Unlike Earth's atmosphere, Venus' thick cloud deck is many miles above the planet (about 35 miles). There, temperatures are close to freezing, and atmospheric pressure and cloud movements are similar to those in Earth's cloud regions. As the clouds rapidly circle the planet, lightning is thought to be produced by build-up of opposite charges in the clouds, followed by discharges between clouds (lightning flashes). As on Earth, different-sized particles (often ice

crystals) are believed to pick up opposite electric charges during updrafts.
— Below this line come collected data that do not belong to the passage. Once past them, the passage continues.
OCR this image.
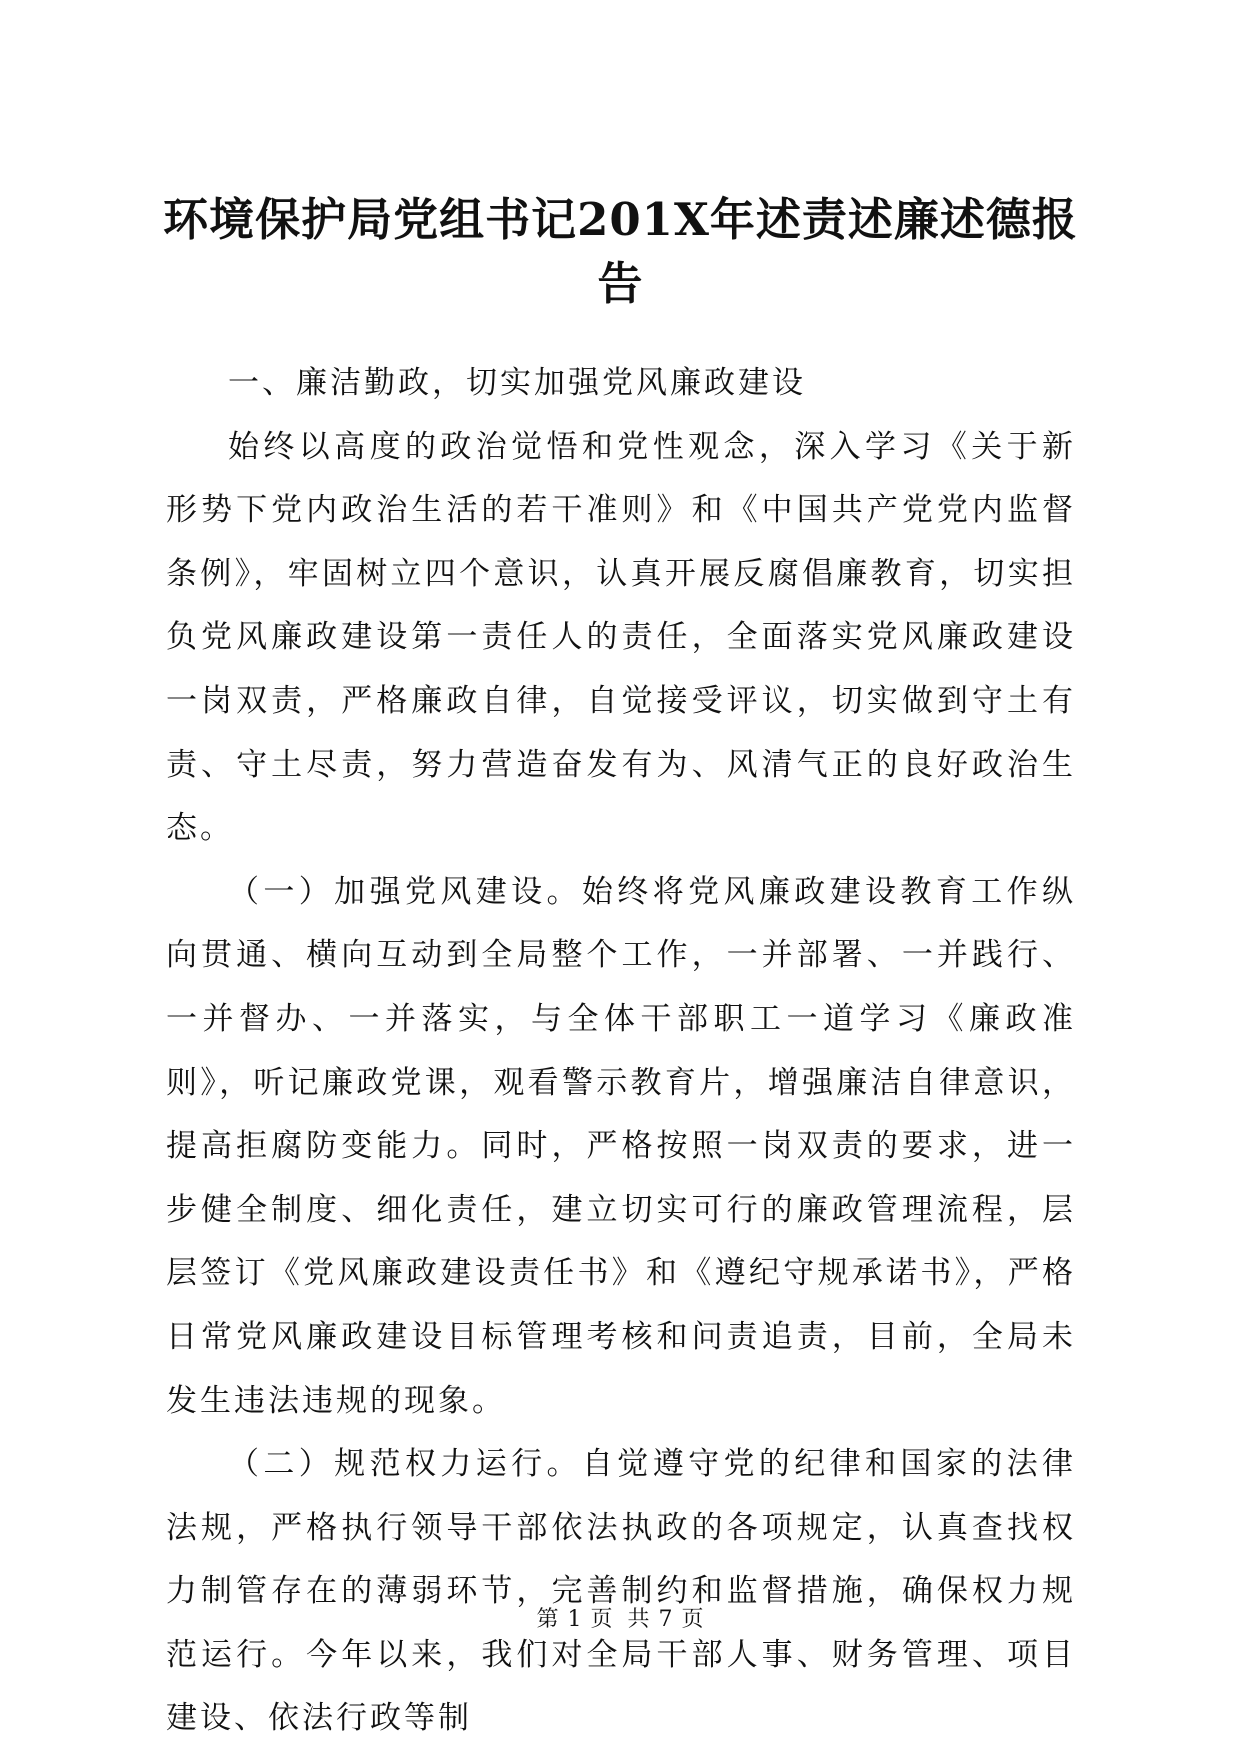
环境保护局党组书记201X年述责述廉述德报告

一、廉洁勤政，切实加强党风廉政建设

始终以高度的政治觉悟和党性观念，深入学习《关于新形势下党内政治生活的若干准则》和《中国共产党党内监督条例》，牢固树立四个意识，认真开展反腐倡廉教育，切实担负党风廉政建设第一责任人的责任，全面落实党风廉政建设一岗双责，严格廉政自律，自觉接受评议，切实做到守土有责、守土尽责，努力营造奋发有为、风清气正的良好政治生态。

（一）加强党风建设。始终将党风廉政建设教育工作纵向贯通、横向互动到全局整个工作，一并部署、一并践行、一并督办、一并落实，与全体干部职工一道学习《廉政准则》，听记廉政党课，观看警示教育片，增强廉洁自律意识，提高拒腐防变能力。同时，严格按照一岗双责的要求，进一步健全制度、细化责任，建立切实可行的廉政管理流程，层层签订《党风廉政建设责任书》和《遵纪守规承诺书》，严格日常党风廉政建设目标管理考核和问责追责，目前，全局未发生违法违规的现象。

（二）规范权力运行。自觉遵守党的纪律和国家的法律法规，严格执行领导干部依法执政的各项规定，认真查找权力制管存在的薄弱环节，完善制约和监督措施，确保权力规范运行。今年以来，我们对全局干部人事、财务管理、项目建设、依法行政等制

第 1 页 共 7 页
Cosmic ray ionization also electrifies the atmosphere. This is more likely on Venus, which is not shielded by an internally generated magnetic field as is the Earth. The thousands of Pioneer-measured radio signals exhibit certain properties found in signals from lightning strokes. The radio signals are of short duration. They occur a multitude of times on some days and then seldom on others, much like weather-related storms on Earth. Researchers currently are trying to convert the observed number of flashes per minute to a planet-wide rate, but the uncertainty as to how far the Pioneer instrument can "see" limits the accuracy of this conversion. It is clear, however, that the rate is high, probably much higher than the rate of lightning flashes on Earth. Venusian lightning appears to be in the clouds because, at 35 miles up, the clouds are too high for electrical discharges between clouds and surface, Russell said. Even on Earth, two-thirds of lightning strokes are cloud-to-cloud, not cloud-to-surface. Since the initial orbits of Pioneer Venus, a number of researchers, including the late Fred Scarf of TRW Inc. and UCLA, believed Pioneer was measuring lightning. Dr. Scarf, a principle investigator on numerous NASA missions, reported lightning bolts appeared to come primarily from the region of the planet's enormous volcanos. At the time of Pioneer's arrival at Venus, there were indications in Venus' atmosphere gases of a huge volcanic eruption, or series of eruptions. Earth volcanos are well known to produce lightning. Russell's current analyses show no correlation between suspected Venus volcanos or between any other Venus terrain and lightning discharges.